Un contrôle systématique pour garantir une équité parfaite

Auteur : Franck Drui
27 novembre 2025 - 15:32
Albon réclame un changement du règlement FIA et contredit McLaren

Alex Albon n’a pas mâché ses mots. Interrogé sur les disqualifications de Lando Norris et Oscar Piastri à Las Vegas, consécutives à une usure excessive du fond plat, le pilote Williams a non seulement demandé un changement important dans les procédures FIA, mais a également rejeté sans détour les propos tenus par Andrea Stella, directeur de McLaren.

À Vegas, les deux MCL39 ont été exclues pour une usure du patin en dessous de la limite réglementaire de 9 mm. Il s’agissait déjà des troisièmes disqualifications de la saison 2025 pour ce même motif, après Lewis Hamilton en Chine et Nico Hülkenberg à Bahreïn.

McLaren a expliqué que des phénomènes extrêmes de marsouinage avaient provoqué cette usure, tandis qu’Andrea Stella affirmait que la FIA elle-même reconnaîtrait la nécessité d’ajuster la proportionnalité entre l’infraction technique et la sévérité de la sanction.

"La FIA a admis que ce manque de proportionnalité devait être traité à l’avenir pour s’assurer que des infractions techniques mineures et accidentelles, avec un bénéfice de performance minimal ou nul, ne conduisent pas à des conséquences disproportionnées," expliquait ainsi Stella.

Mais Alex Albon n’est absolument pas de cet avis.

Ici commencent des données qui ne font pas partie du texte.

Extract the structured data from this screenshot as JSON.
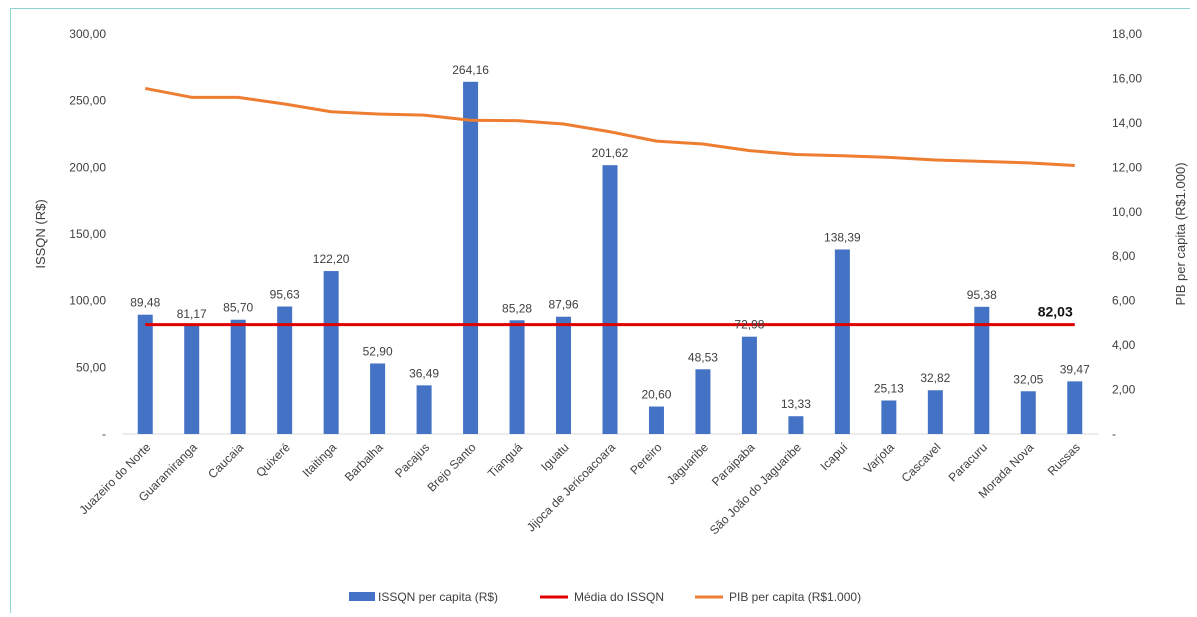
{
  "chart_data": {
    "type": "bar",
    "categories": [
      "Juazeiro do Norte",
      "Guaramiranga",
      "Caucaia",
      "Quixeré",
      "Itaitinga",
      "Barbalha",
      "Pacajus",
      "Brejo Santo",
      "Tianguá",
      "Iguatu",
      "Jijoca de Jericoacoara",
      "Pereiro",
      "Jaguaribe",
      "Paraipaba",
      "São João do Jaguaribe",
      "Icapuí",
      "Varjota",
      "Cascavel",
      "Paracuru",
      "Morada Nova",
      "Russas"
    ],
    "series": [
      {
        "name": "ISSQN per capita (R$)",
        "kind": "bar",
        "axis": "left",
        "color": "#4472c4",
        "values": [
          89.48,
          81.17,
          85.7,
          95.63,
          122.2,
          52.9,
          36.49,
          264.16,
          85.28,
          87.96,
          201.62,
          20.6,
          48.53,
          72.98,
          13.33,
          138.39,
          25.13,
          32.82,
          95.38,
          32.05,
          39.47
        ],
        "labels": [
          "89,48",
          "81,17",
          "85,70",
          "95,63",
          "122,20",
          "52,90",
          "36,49",
          "264,16",
          "85,28",
          "87,96",
          "201,62",
          "20,60",
          "48,53",
          "72,98",
          "13,33",
          "138,39",
          "25,13",
          "32,82",
          "95,38",
          "32,05",
          "39,47"
        ]
      },
      {
        "name": "Média do ISSQN",
        "kind": "line",
        "axis": "left",
        "color": "#e00000",
        "value": 82.03,
        "label": "82,03"
      },
      {
        "name": "PIB per capita (R$1.000)",
        "kind": "line",
        "axis": "right",
        "color": "#ed7d31",
        "values": [
          15.55,
          15.15,
          15.15,
          14.85,
          14.5,
          14.4,
          14.35,
          14.12,
          14.1,
          13.95,
          13.6,
          13.18,
          13.05,
          12.75,
          12.58,
          12.52,
          12.45,
          12.33,
          12.27,
          12.2,
          12.08
        ]
      }
    ],
    "y_left": {
      "label": "ISSQN (R$)",
      "min": 0,
      "max": 300,
      "step": 50,
      "tick_labels": [
        "-",
        "50,00",
        "100,00",
        "150,00",
        "200,00",
        "250,00",
        "300,00"
      ]
    },
    "y_right": {
      "label": "PIB per capita (R$1.000)",
      "min": 0,
      "max": 18,
      "step": 2,
      "tick_labels": [
        "-",
        "2,00",
        "4,00",
        "6,00",
        "8,00",
        "10,00",
        "12,00",
        "14,00",
        "16,00",
        "18,00"
      ]
    },
    "grid": false,
    "legend_position": "bottom"
  }
}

Face aux médias aujourd’hui au Qatar, le pilote Williams a sèchement réfuté l’argumentaire du patron de McLaren.

"Je ne suis pas d’accord avec ça. Nous devons tous tenir compte des limites, et il y a beaucoup de temps au tour à gagner en étant plus bas d’un millimètre. Mais tout le monde fait des erreurs."

Albon rappelle surtout à quel point les monoplaces modernes sont sensibles aux conditions extérieures.

"Ces voitures sont incroyables, et nous réglons les hauteurs de caisse en fonction du vent que nous attendons en course. Si vous prenez un vent de face dans la ligne droite principale, cela change complètement les hauteurs de caisse : quelques points de vent en plus et la voiture descend beaucoup."

"Ensuite, vous obtenez du marsouinage et vous devez faire des ajustements. C’est un règlement vraiment difficile, surtout lors des week-ends Sprint où nous avons peu de roulage, ou comme à Las Vegas. Il faut alors adopter une approche plus sûre."

Il admet que cette prudence peut parfois être frustrante..

"Parfois, vous terminez la course le dimanche en vous en voulant parce que vous avez très peu d’usure du patin et que vous avez l’impression que vous auriez pu optimiser davantage le week-end. Mais c’est ainsi que les règles fonctionnent."

Pour Albon, l’enjeu est clair : abaisser les voitures sans limite reviendrait à autoriser un gain de performance illégal.

"On pourrait tous rouler les voitures au ras du sol et ne jamais être hors-la-loi, mais alors nous exploiterions tous une performance illégale."

Le différend principal d’Albon avec la FIA ne concerne pas la sévérité de la sanction, mais la manière dont les contrôles sont effectués.

"Pour moi, le principal problème est que je n’aime pas que le contrôle du patin soit aléatoire. Je préférerais que les 20 voitures soient vérifiées, et là ce serait équitable. Mais le système actuel, où c’est aléatoire, est un peu délicat. Mais les règles sont les règles."